Rapporti di lavoro

Tirocini formativi, la stretta preoccupa Bianchi e Messa

di Claudio Tucci

La stretta sui tirocini curriculari, quelli a contenuto formativo e necessari per acquisire un titolo di studio, su cui sta ragionando il Parlamento su input di una fetta di maggioranza, preoccupa scuola e università. Giusto «voler qualificare tutte le esperienze di apprendimento in situazione lavorativa», hanno sostenuto, praticamente in coro, Patrizio Bianchi e Maria Cristina Messa; ma attenzione «a non varare norme confliggenti»; e in particolare su atenei e Its, attenzione a non «mettere a rischio gli obiettivi del Pnrr», che, come ripete sempre più spesso il premier, Mario Draghi, punta a collegare di più e meglio istruzione e lavoro.

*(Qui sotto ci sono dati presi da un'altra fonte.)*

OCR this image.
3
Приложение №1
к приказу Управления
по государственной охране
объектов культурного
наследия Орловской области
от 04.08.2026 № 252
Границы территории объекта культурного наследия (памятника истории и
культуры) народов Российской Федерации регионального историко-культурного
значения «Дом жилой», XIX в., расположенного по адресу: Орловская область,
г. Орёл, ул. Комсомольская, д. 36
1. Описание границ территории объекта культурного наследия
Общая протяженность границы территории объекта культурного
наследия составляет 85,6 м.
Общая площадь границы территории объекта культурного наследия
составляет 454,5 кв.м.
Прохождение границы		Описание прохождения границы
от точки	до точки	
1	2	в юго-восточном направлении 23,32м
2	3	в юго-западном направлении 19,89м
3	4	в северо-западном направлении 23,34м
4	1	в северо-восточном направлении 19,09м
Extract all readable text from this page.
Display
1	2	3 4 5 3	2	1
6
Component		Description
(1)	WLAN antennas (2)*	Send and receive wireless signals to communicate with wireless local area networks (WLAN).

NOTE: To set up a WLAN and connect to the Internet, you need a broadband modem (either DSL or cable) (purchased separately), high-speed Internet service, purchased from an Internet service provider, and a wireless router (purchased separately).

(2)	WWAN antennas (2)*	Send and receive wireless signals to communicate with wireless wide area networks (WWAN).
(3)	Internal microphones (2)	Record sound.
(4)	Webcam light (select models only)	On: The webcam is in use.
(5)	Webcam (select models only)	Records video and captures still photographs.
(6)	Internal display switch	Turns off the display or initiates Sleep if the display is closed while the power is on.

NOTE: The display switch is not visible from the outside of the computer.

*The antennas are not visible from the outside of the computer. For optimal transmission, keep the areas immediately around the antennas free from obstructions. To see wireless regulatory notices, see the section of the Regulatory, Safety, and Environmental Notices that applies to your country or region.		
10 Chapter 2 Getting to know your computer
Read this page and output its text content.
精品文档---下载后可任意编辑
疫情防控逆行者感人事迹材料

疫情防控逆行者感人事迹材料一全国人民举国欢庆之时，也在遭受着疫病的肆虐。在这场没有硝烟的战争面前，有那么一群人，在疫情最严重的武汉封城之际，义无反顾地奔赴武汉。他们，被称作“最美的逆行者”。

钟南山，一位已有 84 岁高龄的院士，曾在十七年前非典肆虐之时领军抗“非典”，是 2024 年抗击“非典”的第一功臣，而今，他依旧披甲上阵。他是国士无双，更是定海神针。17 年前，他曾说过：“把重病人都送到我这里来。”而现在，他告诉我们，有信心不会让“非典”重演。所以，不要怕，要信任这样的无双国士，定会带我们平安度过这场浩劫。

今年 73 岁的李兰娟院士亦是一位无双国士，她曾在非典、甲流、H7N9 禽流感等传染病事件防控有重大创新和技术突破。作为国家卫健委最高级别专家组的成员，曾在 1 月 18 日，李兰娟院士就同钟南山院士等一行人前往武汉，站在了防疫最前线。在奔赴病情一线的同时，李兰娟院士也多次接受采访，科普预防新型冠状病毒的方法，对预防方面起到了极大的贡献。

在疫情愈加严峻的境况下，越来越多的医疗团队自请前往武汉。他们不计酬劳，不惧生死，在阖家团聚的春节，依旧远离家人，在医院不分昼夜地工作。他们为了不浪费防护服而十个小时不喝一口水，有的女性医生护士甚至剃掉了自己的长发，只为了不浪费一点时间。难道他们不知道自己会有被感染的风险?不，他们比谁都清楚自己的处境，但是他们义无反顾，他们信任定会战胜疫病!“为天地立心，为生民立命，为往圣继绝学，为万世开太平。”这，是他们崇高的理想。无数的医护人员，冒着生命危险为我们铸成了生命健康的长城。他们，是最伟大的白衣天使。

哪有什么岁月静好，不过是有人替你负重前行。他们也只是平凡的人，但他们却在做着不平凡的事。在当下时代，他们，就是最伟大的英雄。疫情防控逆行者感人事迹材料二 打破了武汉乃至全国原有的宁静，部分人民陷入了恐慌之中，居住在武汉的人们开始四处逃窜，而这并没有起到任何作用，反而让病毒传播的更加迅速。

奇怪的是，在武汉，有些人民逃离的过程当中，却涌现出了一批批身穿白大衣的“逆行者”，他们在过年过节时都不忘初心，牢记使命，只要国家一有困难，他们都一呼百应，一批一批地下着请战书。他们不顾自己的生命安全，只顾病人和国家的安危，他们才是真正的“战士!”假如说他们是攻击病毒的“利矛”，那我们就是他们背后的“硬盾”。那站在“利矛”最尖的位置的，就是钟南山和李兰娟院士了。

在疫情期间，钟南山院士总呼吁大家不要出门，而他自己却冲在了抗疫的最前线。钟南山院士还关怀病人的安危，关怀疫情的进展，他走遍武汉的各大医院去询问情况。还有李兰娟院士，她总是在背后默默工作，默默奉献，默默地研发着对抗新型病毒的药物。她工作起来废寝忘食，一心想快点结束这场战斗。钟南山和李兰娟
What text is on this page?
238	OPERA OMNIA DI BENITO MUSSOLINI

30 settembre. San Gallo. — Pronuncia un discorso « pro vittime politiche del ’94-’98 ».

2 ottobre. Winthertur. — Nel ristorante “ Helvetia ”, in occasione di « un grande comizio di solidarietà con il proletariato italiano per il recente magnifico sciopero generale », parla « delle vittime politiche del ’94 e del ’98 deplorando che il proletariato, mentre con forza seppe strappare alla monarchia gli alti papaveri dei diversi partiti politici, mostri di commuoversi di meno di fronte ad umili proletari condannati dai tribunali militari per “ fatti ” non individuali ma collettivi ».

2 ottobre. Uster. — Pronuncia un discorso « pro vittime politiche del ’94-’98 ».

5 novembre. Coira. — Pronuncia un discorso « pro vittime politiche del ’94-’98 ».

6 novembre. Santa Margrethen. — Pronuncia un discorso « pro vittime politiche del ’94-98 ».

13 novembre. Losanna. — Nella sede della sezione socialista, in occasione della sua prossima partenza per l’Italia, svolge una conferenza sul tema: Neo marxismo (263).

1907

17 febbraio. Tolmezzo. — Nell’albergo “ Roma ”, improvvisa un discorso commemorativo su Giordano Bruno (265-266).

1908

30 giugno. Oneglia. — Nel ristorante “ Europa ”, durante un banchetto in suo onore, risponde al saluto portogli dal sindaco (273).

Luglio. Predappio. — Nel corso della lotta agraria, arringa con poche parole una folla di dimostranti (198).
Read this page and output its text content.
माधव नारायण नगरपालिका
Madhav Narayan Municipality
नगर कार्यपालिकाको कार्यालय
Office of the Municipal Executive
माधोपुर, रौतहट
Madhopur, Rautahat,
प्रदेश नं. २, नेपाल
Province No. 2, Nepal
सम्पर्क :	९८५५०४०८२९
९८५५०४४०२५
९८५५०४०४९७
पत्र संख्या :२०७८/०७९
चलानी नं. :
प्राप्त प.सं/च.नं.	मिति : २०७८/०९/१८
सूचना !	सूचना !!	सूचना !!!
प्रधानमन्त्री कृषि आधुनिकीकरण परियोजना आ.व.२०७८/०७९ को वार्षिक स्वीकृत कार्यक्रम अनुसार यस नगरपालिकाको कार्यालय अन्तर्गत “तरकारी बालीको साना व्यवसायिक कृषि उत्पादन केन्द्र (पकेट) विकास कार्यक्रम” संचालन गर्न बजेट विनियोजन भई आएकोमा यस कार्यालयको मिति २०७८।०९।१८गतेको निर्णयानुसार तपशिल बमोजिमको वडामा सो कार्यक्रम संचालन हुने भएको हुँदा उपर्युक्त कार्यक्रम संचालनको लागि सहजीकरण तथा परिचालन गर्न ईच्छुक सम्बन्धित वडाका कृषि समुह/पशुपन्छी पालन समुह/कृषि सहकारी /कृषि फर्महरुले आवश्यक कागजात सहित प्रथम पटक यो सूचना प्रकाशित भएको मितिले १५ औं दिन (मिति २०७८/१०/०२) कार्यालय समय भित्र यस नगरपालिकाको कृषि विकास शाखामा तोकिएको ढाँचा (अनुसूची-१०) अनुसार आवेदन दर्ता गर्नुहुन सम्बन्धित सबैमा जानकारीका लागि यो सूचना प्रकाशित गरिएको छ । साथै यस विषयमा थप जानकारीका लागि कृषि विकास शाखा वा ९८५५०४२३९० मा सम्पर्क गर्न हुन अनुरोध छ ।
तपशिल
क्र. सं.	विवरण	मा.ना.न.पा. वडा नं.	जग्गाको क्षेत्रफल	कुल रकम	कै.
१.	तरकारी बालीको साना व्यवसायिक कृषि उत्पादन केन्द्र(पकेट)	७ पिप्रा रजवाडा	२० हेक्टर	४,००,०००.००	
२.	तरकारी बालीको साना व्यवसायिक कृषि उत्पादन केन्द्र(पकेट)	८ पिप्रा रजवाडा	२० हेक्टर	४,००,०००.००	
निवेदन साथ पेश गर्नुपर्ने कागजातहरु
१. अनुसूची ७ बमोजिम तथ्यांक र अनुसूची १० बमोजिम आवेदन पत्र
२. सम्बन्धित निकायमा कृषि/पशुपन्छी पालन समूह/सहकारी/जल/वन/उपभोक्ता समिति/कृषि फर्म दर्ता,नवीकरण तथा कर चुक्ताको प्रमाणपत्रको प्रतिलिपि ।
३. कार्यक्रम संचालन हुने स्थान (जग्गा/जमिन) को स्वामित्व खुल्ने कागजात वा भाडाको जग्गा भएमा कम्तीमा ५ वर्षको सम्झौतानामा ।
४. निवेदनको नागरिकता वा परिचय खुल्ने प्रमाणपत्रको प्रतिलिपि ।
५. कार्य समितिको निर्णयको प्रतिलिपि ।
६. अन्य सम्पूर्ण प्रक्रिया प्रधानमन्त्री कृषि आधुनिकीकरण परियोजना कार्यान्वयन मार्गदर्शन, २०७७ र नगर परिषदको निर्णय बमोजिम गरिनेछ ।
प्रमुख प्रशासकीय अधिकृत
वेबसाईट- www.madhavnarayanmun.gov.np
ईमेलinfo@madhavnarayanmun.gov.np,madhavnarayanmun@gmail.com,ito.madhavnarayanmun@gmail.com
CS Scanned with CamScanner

Il punto, ha spiegato al Sole24ore, la titolare dell’Università e della Ricerca, ribadendo quanto dichiarato nei giorni scorsi in una audizione ad hoc alla Camera, il «tirocinio curriculare è fondamentale per il perseguimento di un più stretto rapporto tra la formazione universitaria e il mondo del lavoro. Ma è un momento di applicazione teorico/pratica funzionale all’apprendimento, difficilmente assimilabile all’attività lavorativa. È formazione, non lavoro». Il riferimento è ad alcune norme contenute nel testo base adottato dalla commissione Lavoro di Montecitorio, che, nei fatti, assimilano i tirocini curriculari a un rapporto di lavoro, introducendo un’indennità di almeno 300 euro, oltre al rimborso integrale delle spese di trasporto sostenute dallo studente, di strumentazione e (per i rapporti oltre le 5 ore giornaliere), di vitto, pena sanzioni fino a 3mila euro. E parallelamente, facendo crescere anche gli adempimenti burocratici: dall’obbligo di comunicazione obbligatoria alle clausole premiali in caso di successiva assunzione alle quote massime di tirocinanti (sulla falsa riga di quanto avviene per i rapporti a tempo).

Ieri, in audizione alla Camera, anche il ministro dell’Istruzione, Bianchi, ha espresso perplessità su questa equiparazione, soprattutto con riguardo agli Its, gli Istituti tecnologici superiori (come si chiameranno d’ora in avanti), che il Pnrr rilancia, e dove il 30% di ore (35%, con le nuove regole) è svolto in tirocinio dai ragazzi (e le Fondazioni danno ampia garanzia della qualità della proposta formativa sia in aula sia in azienda, ndr). Ecco allora, che un eventuale appesantimento delle incombenze a carico della imprese ospitanti, potrebbero mettere a rischio l’obiettivo del Pnrr (e degli 1,5 miliardi in arrivo) del raddoppio almeno degli iscritti. Non solo. Bianchi ha lasciato trapelare preoccupazione anche per il decollo del nuovo (e innovativo) percorso di abilitazione al’insegnamento, visto che almeno 20 dei 60 Cfu aggiuntivi alla laurea previsti devono essere di tirocinio. «Mi permetto di avanzare la necessità di una riflessione sul provvedimento - ha chiosato il ministro del’Istruzione -. Per non andare in una situazione confliggente tra le norme». Forte apprezzamento da Valentina Aprea (Fi): «Le parole di Messa e Bianchi sono di assoluto buon senso, vanno ascoltate».